Nearly a year ago, I mentioned in passing that I had once been involved (behind the scenes rather than onstage) with a school band called Ded Lemming. I wrote most of their lyrics; but, seeing as it is over 30 years ago, I have - perhaps fortunately in most cases - forgotten nearly all of them now. I can't even remember many of the titles or subjects.
Only two of these songs still persist in my memory. One was inspired by a Classical reference (I specialised in Ancient Latin and Greek in the 6th Form, and at university - a quirk of my personal history which has come up on here before once or twice). The celebrated Athenian playwright Aeschylus died, according to legend, on a visit to one of the Greek colonies in Sicily in the 450s BC, when he was quite elderly. It is said that the eagles in those parts were especially fond of eating tortoises, and would break open their shells by carrying them high aloft and then dropping them on to round stones. Aeschylus's bald pate was apparently mistaken by an eagle for a suitable tortoise-cracking rock.

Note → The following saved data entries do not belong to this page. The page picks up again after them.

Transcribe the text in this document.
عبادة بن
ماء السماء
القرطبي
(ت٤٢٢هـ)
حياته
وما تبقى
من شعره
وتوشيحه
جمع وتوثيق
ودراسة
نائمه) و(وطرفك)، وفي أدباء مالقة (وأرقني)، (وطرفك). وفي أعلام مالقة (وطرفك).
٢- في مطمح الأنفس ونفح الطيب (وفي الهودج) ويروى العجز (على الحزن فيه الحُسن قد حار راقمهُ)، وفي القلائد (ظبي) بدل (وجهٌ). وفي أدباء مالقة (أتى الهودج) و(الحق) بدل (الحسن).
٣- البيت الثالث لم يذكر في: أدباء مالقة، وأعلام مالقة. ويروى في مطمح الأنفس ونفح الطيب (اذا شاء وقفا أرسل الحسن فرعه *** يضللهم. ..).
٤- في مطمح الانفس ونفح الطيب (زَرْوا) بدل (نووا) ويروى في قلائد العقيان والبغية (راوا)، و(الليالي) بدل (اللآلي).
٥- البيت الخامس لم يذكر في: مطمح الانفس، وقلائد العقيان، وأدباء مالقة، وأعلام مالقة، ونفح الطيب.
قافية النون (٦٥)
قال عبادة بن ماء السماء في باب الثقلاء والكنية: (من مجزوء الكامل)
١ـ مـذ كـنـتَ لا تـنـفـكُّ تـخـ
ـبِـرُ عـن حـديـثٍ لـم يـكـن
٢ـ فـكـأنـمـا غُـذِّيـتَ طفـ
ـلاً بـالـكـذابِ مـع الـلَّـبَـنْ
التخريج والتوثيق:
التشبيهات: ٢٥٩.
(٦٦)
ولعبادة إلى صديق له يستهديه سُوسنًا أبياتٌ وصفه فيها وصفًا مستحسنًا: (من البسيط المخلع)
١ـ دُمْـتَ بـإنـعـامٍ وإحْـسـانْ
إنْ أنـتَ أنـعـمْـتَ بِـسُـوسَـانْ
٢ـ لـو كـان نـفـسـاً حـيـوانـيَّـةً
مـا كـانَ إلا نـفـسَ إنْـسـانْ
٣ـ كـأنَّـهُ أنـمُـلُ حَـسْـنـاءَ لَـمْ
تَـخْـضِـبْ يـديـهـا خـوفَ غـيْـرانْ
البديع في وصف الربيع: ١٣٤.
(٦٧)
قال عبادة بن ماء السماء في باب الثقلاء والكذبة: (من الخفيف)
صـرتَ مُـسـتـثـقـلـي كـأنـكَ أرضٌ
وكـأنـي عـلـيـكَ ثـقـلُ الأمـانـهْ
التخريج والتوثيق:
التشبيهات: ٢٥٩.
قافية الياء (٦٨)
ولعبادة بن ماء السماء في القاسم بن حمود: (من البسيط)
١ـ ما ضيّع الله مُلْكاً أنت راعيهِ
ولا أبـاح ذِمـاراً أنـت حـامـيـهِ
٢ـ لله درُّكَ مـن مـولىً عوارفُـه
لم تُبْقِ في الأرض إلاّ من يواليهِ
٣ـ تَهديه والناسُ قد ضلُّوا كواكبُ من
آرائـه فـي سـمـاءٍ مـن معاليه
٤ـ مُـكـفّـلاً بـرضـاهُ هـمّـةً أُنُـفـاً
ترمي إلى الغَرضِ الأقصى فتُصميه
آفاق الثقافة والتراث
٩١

Oh boy, I found that a compelling image, and I had long wanted to try to write something (I probably originally aspired to something far more serious and poetic!) about a great writer's brains being dashed out by - and mingled with - the squished innards of a tortoise. When my friends briefly formed this punk band, I found myself penning a jauntily manic number for them on this theme. I'm sure nobody but the handful of Classicists in the school had a clue what it was about; most people just thought it was an engaging nonsense song. The chorus (I don't think there was much to it apart from the chorus) went:
Never thought that I would wind up lying out here dead,
Lying in the baking sun - with a tortoise in my head,
Tortoise in my head, tortoise in my head, tortoise in my head!

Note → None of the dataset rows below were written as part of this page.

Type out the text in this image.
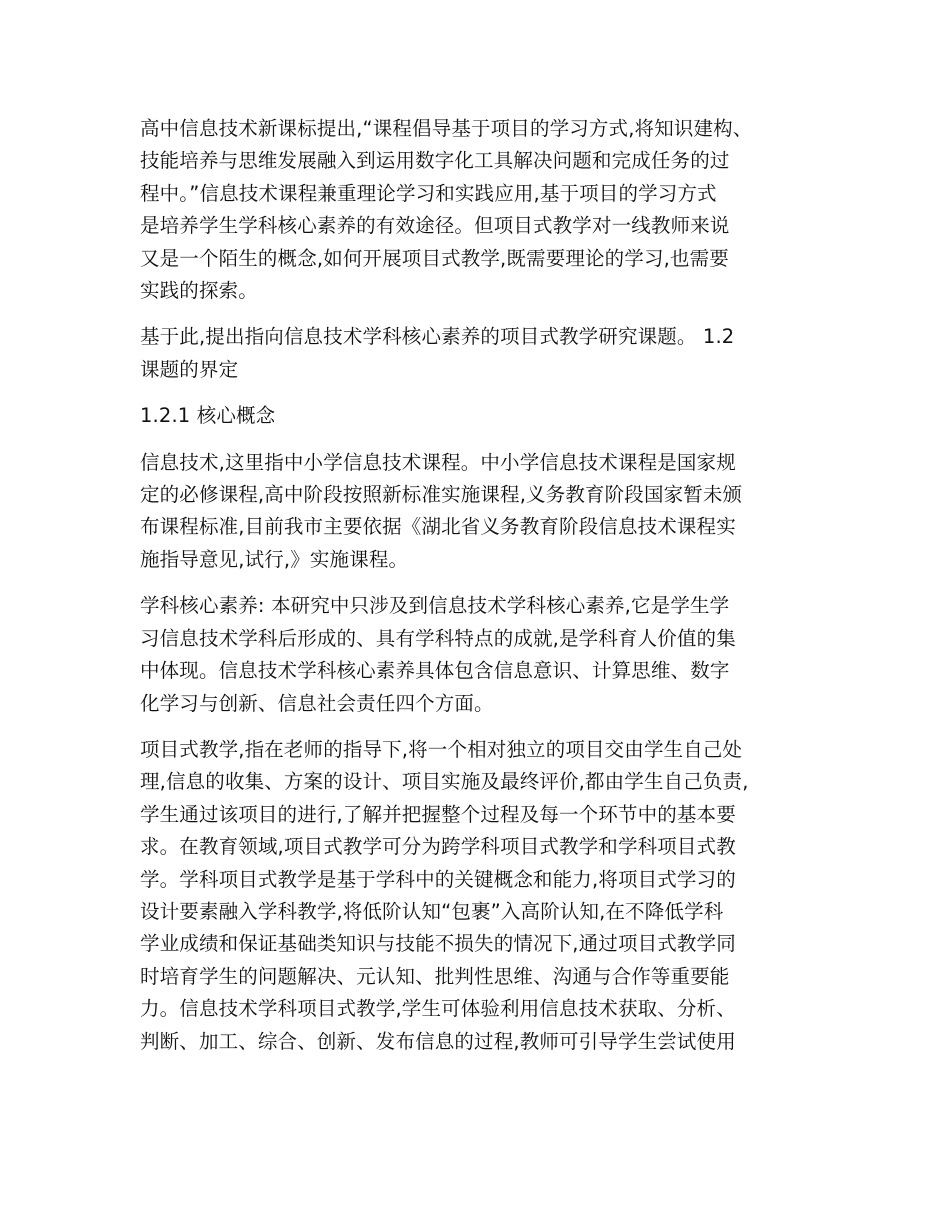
高中信息技术新课标提出,“课程倡导基于项目的学习方式,将知识建构、
技能培养与思维发展融入到运用数字化工具解决问题和完成任务的过
程中。”信息技术课程兼重理论学习和实践应用,基于项目的学习方式
是培养学生学科核心素养的有效途径。但项目式教学对一线教师来说
又是一个陌生的概念,如何开展项目式教学,既需要理论的学习,也需要
实践的探索。

基于此,提出指向信息技术学科核心素养的项目式教学研究课题。 1.2
课题的界定

1.2.1 核心概念

信息技术,这里指中小学信息技术课程。中小学信息技术课程是国家规
定的必修课程,高中阶段按照新标准实施课程,义务教育阶段国家暂未颁
布课程标准,目前我市主要依据《湖北省义务教育阶段信息技术课程实
施指导意见,试行,》实施课程。

学科核心素养: 本研究中只涉及到信息技术学科核心素养,它是学生学
习信息技术学科后形成的、具有学科特点的成就,是学科育人价值的集
中体现。信息技术学科核心素养具体包含信息意识、计算思维、数字
化学习与创新、信息社会责任四个方面。

项目式教学,指在老师的指导下,将一个相对独立的项目交由学生自己处
理,信息的收集、方案的设计、项目实施及最终评价,都由学生自己负责,
学生通过该项目的进行,了解并把握整个过程及每一个环节中的基本要
求。在教育领域,项目式教学可分为跨学科项目式教学和学科项目式教
学。学科项目式教学是基于学科中的关键概念和能力,将项目式学习的
设计要素融入学科教学,将低阶认知“包裹”入高阶认知,在不降低学科
学业成绩和保证基础类知识与技能不损失的情况下,通过项目式教学同
时培育学生的问题解决、元认知、批判性思维、沟通与合作等重要能
力。信息技术学科项目式教学,学生可体验利用信息技术获取、分析、
判断、加工、综合、创新、发布信息的过程,教师可引导学生尝试使用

You think that's grotesque?! Well, that was as nothing to our 'greatest hit'. I created a sort of catalogue song which imagined a situation most of my mid-teen schoolmates were familiar with - being left at home alone for the first time by our somewhat mistrustful parents, and being given a long list of rules we shouldn't break (which, of course, we tended to find unduly provocative, and would often treat more as a list of suggestions). I think the idea started off as a fairly straight depiction of this parent-teenager confrontation, but then I started taking it in a wild and surreal direction. The verses had a two part structure, beginning with two lines from a nagging mother issuing prohibitions (our singer did a particularly good - vaguely feminine - anxious whine for this), and then another two of her bratty son sarcastically mimicking her with more bizarre examples of the creatively evil things he might get up to if left unsupervised (the singer did an even better mocking sneer for these bits). The distinction between these two parts became blurred, as the mother's anxieties escalated, and she began to imagine more and more terrible things that her son might do (and her son found it harder and harder to outdo her in his perverse responses). I wish I could summon this back from the void of oblivion; I have a feeling that it was one of the best things I have ever written - in any genre.
Anyhow, I remember the chorus (very catchy!):
Be a good boy, Johnny. Now, see you behave.
And don't put kitty in the microwave.
Don't put kitty in the microwave, don't put kitty in the microwave.
[After a while, we recorded the 'ting' of a microwave finishing its programme, and started using that to give the song an abrupt ending.]